Lawmakers in multiple states focused heavily on consumer data privacy and health data privacy this spring, as 10 states bolstered their consumer data protections by enacting new laws.
Three states—Washington, Nevada and Connecticut—led the pack by approving significant new restrictions and requirements for entities that handle consumer health data. Meanwhile, seven additional states—Delaware, Oregon, Iowa, Indiana, Montana, Tennessee and Texas—enacted more general data privacy legislation, and Florida approved a new law banning offshore storage of medical data.
Washington kicked off the busy legislative season in April with the passage of an amended version of the My Health My Data Act (HB 1155).[1] The new law, signed by Gov. Jay Inslee (D) on April 27, is set to impose “sweeping new requirements on the collection, processing, and sale of consumer health data in the state,” according to attorneys Kirk Nahra, Ali Jessani and Samuel Kane, all of whom practice with WilmerHale.[2]
“While we have seen an increased interest in the regulation of health data by the Federal Trade Commission, the My Health My Data Act would represent a novel step towards regulating health data at the state legislative level,” the three attorneys wrote shortly before the bill was signed.
The legislation imposes “robust requirements on the collection, sharing, and sale of consumer health data, including separate affirmative opt-in consent requirements for collection and sharing, as well as a distinct requirement for ‘valid authorization’ of sale” Nahra, Jessani and Kale wrote. Most importantly, the law would be enforceable through a private right of action—potentially exposing regulated businesses to substantial legal exposure for violations.
The Washington legislation expands on the HIPAA framework by “supplementing the limited protections for health data offered by HIPAA,” the attorneys wrote. It employs an expansive definition of “consumer health data,” which covers any “personal information that is linked or reasonably linkable to a consumer and that identifies a consumer’s past, present, or future physical or mental health.”
New Definition Includes Apps
This definition includes not just information like health conditions, treatment history, and medication prescriptions but also, among other things, “[p]recise location information that could reasonably indicate a consumer’s attempt to acquire or receive health services or supplies” or other health-related information “that is derived or extrapolated from nonhealth information,” the three attorneys said. Information subject to HIPAA is exempt.
The consumers protected by the act include both Washington residents and individuals “whose consumer health data is collected in Washington,” and the act was written to encompass health-related websites and apps that go largely unregulated under HIPAA, Nahra, Jessani and Kale wrote.

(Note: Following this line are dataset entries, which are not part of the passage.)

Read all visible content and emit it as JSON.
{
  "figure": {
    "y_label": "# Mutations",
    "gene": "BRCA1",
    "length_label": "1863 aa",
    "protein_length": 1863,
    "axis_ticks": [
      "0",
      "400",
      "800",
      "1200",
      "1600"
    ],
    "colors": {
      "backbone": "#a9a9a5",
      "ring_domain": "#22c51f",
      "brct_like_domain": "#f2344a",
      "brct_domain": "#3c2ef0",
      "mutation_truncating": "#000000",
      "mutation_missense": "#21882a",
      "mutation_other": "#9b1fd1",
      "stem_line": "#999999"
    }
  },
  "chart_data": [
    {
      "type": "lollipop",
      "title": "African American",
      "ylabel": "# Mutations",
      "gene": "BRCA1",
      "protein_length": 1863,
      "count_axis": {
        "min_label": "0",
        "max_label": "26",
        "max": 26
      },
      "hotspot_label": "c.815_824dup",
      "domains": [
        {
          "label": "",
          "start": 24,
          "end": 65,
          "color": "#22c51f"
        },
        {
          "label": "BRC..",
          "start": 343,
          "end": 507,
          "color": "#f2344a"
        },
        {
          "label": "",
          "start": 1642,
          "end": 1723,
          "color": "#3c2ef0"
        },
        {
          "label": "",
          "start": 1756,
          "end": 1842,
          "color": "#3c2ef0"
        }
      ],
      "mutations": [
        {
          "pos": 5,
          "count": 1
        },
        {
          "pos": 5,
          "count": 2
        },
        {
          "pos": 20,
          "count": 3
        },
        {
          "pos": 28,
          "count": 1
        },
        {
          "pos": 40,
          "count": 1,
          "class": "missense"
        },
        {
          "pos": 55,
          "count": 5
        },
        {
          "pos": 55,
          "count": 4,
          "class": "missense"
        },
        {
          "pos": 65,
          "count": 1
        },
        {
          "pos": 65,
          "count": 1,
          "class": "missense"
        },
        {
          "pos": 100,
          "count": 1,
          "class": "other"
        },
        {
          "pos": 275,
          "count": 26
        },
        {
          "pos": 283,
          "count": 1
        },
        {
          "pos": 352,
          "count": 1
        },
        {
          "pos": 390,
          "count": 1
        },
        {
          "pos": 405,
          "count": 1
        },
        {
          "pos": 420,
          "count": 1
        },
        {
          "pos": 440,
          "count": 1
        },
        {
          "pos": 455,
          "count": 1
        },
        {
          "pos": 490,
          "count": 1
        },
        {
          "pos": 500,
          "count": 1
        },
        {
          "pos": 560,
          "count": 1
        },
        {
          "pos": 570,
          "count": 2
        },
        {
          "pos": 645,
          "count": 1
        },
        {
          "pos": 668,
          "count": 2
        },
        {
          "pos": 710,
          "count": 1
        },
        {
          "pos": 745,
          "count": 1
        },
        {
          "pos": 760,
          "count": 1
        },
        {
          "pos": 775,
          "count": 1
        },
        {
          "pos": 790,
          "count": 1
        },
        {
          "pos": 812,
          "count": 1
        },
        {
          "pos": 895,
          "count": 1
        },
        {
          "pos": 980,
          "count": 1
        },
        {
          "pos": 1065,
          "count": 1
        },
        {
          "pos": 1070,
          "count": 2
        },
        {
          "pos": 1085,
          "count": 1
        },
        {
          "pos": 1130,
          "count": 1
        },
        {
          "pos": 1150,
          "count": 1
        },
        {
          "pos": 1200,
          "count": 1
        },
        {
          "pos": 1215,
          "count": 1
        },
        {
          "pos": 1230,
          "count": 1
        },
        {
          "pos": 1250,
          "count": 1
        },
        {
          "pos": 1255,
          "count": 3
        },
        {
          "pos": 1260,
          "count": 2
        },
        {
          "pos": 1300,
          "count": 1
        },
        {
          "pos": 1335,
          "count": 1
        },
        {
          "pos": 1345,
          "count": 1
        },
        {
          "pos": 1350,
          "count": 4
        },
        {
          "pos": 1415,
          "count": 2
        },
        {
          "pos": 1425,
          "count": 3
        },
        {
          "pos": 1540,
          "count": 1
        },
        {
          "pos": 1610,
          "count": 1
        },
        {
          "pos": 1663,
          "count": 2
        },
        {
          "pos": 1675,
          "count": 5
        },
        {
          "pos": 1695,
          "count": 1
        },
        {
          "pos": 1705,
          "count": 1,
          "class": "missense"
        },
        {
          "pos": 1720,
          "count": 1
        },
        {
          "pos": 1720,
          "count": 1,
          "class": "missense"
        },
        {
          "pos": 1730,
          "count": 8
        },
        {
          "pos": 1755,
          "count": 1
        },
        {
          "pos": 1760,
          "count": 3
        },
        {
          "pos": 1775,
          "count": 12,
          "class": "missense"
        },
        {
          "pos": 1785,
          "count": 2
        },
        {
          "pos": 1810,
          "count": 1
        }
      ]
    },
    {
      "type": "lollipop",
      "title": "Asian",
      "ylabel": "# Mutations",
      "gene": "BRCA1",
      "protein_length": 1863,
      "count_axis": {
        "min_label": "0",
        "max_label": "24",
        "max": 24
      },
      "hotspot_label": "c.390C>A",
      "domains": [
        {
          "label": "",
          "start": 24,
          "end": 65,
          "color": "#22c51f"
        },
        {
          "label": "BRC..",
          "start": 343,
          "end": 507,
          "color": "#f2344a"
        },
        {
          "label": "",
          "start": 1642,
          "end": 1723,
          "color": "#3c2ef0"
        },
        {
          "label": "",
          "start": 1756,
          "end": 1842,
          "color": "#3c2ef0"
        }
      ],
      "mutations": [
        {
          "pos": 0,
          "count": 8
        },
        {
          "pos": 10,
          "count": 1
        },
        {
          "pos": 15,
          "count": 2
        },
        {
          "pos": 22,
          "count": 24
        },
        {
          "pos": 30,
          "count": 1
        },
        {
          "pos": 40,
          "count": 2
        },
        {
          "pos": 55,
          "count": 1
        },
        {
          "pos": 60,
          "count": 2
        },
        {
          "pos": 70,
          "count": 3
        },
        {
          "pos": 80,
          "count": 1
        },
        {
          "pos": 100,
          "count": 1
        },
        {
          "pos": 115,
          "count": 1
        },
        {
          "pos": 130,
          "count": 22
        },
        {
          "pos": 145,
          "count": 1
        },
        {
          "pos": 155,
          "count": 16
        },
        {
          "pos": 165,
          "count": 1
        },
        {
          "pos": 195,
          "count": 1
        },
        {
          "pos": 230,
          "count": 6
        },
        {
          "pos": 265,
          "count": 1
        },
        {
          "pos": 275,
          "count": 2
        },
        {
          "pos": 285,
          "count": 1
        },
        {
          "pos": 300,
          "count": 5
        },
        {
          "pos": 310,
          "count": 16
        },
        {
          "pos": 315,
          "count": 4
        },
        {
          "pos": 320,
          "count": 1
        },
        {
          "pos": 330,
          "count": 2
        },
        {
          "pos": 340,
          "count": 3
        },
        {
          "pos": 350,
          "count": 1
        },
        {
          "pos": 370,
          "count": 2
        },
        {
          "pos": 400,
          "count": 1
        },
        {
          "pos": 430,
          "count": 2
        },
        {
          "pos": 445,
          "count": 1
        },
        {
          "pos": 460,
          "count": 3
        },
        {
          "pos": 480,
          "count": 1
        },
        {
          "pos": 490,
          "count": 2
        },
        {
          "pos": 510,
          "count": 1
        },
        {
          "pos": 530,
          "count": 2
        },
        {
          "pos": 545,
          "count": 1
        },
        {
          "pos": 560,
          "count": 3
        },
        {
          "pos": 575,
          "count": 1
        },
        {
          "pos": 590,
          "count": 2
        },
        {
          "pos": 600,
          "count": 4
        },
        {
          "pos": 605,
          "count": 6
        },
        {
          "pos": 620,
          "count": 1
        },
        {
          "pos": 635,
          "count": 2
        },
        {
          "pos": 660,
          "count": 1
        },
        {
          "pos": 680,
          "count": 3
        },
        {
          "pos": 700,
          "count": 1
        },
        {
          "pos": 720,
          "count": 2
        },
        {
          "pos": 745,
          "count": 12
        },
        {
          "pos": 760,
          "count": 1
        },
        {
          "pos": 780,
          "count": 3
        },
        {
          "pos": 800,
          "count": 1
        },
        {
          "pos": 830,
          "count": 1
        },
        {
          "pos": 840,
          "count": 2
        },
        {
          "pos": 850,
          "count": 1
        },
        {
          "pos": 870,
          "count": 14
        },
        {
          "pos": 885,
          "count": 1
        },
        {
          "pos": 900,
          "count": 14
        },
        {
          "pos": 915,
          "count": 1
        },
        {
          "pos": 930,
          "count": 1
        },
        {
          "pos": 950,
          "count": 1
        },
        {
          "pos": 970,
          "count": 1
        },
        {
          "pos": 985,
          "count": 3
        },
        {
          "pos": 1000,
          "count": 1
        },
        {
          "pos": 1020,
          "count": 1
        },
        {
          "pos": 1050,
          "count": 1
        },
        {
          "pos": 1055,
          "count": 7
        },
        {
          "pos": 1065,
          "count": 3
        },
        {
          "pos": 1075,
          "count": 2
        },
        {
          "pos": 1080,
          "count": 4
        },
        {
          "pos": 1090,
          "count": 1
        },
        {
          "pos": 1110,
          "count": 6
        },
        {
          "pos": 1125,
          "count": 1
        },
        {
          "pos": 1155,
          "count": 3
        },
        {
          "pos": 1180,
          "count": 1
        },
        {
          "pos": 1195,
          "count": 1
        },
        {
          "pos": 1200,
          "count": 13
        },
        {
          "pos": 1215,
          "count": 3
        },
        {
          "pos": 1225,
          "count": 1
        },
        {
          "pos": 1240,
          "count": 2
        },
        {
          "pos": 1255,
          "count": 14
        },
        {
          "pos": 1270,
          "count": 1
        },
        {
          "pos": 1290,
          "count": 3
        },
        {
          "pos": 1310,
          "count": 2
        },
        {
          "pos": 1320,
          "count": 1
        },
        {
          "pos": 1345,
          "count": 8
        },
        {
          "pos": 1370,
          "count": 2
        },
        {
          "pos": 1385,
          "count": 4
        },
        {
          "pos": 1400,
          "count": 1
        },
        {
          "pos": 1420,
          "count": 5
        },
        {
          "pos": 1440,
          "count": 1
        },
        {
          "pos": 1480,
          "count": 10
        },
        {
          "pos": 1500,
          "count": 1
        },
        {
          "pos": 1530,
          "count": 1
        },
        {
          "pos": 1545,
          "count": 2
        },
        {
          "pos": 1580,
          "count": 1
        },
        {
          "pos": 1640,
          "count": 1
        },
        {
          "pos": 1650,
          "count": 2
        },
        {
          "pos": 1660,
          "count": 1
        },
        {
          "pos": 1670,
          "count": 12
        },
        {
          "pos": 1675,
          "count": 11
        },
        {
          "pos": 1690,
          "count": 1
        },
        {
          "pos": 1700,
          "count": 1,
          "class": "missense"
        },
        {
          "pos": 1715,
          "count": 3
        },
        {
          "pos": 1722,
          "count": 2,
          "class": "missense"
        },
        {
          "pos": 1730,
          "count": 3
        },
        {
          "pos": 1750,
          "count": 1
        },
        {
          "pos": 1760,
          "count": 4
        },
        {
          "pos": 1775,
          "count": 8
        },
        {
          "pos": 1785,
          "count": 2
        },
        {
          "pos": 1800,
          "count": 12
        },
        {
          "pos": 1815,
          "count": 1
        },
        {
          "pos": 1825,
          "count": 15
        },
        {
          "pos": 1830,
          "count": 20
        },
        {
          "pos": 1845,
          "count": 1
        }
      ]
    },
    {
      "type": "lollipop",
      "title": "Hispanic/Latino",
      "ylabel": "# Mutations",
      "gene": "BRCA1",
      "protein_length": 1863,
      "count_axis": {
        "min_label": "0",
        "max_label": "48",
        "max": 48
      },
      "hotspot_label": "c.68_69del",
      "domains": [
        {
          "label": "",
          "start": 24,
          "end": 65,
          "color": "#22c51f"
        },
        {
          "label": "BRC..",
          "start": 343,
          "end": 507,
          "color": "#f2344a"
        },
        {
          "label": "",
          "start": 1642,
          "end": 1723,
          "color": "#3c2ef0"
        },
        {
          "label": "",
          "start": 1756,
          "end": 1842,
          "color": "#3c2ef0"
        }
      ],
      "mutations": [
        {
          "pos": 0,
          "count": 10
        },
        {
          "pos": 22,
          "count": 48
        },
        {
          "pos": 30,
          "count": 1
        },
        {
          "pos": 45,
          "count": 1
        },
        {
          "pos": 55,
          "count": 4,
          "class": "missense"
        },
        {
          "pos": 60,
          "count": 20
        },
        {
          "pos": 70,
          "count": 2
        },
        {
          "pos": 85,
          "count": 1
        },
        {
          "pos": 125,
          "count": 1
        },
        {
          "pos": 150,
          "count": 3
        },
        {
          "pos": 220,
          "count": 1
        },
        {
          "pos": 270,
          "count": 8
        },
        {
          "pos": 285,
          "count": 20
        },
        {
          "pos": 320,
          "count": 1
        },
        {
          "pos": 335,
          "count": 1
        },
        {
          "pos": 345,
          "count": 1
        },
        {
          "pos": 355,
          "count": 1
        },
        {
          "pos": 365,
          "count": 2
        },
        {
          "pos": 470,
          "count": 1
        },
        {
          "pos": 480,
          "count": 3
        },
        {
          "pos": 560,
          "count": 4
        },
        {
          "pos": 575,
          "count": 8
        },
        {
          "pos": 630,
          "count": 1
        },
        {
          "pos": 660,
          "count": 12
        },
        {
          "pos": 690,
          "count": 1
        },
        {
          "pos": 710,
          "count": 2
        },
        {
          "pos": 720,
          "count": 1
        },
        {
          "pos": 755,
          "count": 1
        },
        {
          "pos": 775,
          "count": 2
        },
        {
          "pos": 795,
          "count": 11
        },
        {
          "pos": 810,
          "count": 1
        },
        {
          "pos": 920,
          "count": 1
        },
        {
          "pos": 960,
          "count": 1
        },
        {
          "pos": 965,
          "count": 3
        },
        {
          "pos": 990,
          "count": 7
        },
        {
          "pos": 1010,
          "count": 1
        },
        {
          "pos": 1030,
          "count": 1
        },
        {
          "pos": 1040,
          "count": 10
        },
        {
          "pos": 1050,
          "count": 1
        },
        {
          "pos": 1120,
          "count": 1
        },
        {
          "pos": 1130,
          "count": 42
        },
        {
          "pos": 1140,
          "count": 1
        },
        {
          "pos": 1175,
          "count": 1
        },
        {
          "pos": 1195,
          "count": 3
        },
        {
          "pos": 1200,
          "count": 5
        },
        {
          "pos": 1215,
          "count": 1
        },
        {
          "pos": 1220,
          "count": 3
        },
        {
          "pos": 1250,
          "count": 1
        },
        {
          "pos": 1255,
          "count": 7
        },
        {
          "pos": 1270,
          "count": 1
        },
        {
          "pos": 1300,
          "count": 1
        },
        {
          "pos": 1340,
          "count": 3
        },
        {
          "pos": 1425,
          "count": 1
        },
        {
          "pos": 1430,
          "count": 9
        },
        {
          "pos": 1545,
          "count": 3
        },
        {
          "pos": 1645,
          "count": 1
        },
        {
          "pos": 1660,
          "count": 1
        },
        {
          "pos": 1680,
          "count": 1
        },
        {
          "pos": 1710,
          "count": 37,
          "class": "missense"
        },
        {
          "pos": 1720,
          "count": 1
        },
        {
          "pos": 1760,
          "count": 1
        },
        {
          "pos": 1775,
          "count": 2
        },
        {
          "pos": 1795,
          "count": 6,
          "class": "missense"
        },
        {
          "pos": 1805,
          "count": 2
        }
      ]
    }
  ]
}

“The Act provides that regulated entities must obtain separate consents before collecting or sharing a consumer’s health data (unless such collection or sharing is necessary to provide a product or service requested by the consumer). And the Act’s definition of ‘consent’ is a robust one, requiring ‘a clear affirmative act that signifies a consumer’s freely given, specific, informed, opt-in, voluntary, and unambiguous agreement,’” they wrote.
The legislation also imposes distinct preconditions for the sale of consumer health data, requiring that sales be preceded by a “valid authorization from the relevant consumer” that includes information such as the “specific consumer health data to be sold, the name and contact information of the buyer and seller, the purpose of the sale, and an expiration date for the authorization itself,” the attorneys said.
Finally, the new law is enforceable through a private right of action under the Washington Consumer Protection Act. “The bill’s inclusion of a private right of action greatly increases the compliance risk for regulated entities, as it exposes these companies to lawsuits from individual litigants,” Nahra, Jessani and Kale wrote. “For a rough analogue, companies can look to the impact of the Illinois Biometric Information Privacy Act (BIPA), a biometric privacy law that similarly includes a private right of action and has created massive potential legal exposure for violators.”
Washington State Attorney General Bob Ferguson issued FAQs on the new law on June 30, clarifying the dates its provisions will take effect and elaborating on the definition of “consumer health data.”[3]
The section of the law that prohibits tracking of individuals by geofencing data took effect on July 23, Ferguson said. Regulated entities that are not small businesses must comply with other provisions beginning March 31, 2024, and small businesses must comply beginning June 30, 2024, he said.
Washington officials are taking an expansive view of “consumer health data,” Ferguson said: “Ordinarily, information limited to the purchase of toiletry products would not be considered consumer health data. [But] while information about the purchase of toilet paper or deodorant is not consumer health data, an app that tracks someone’s digestion or perspiration is collecting consumer health data.”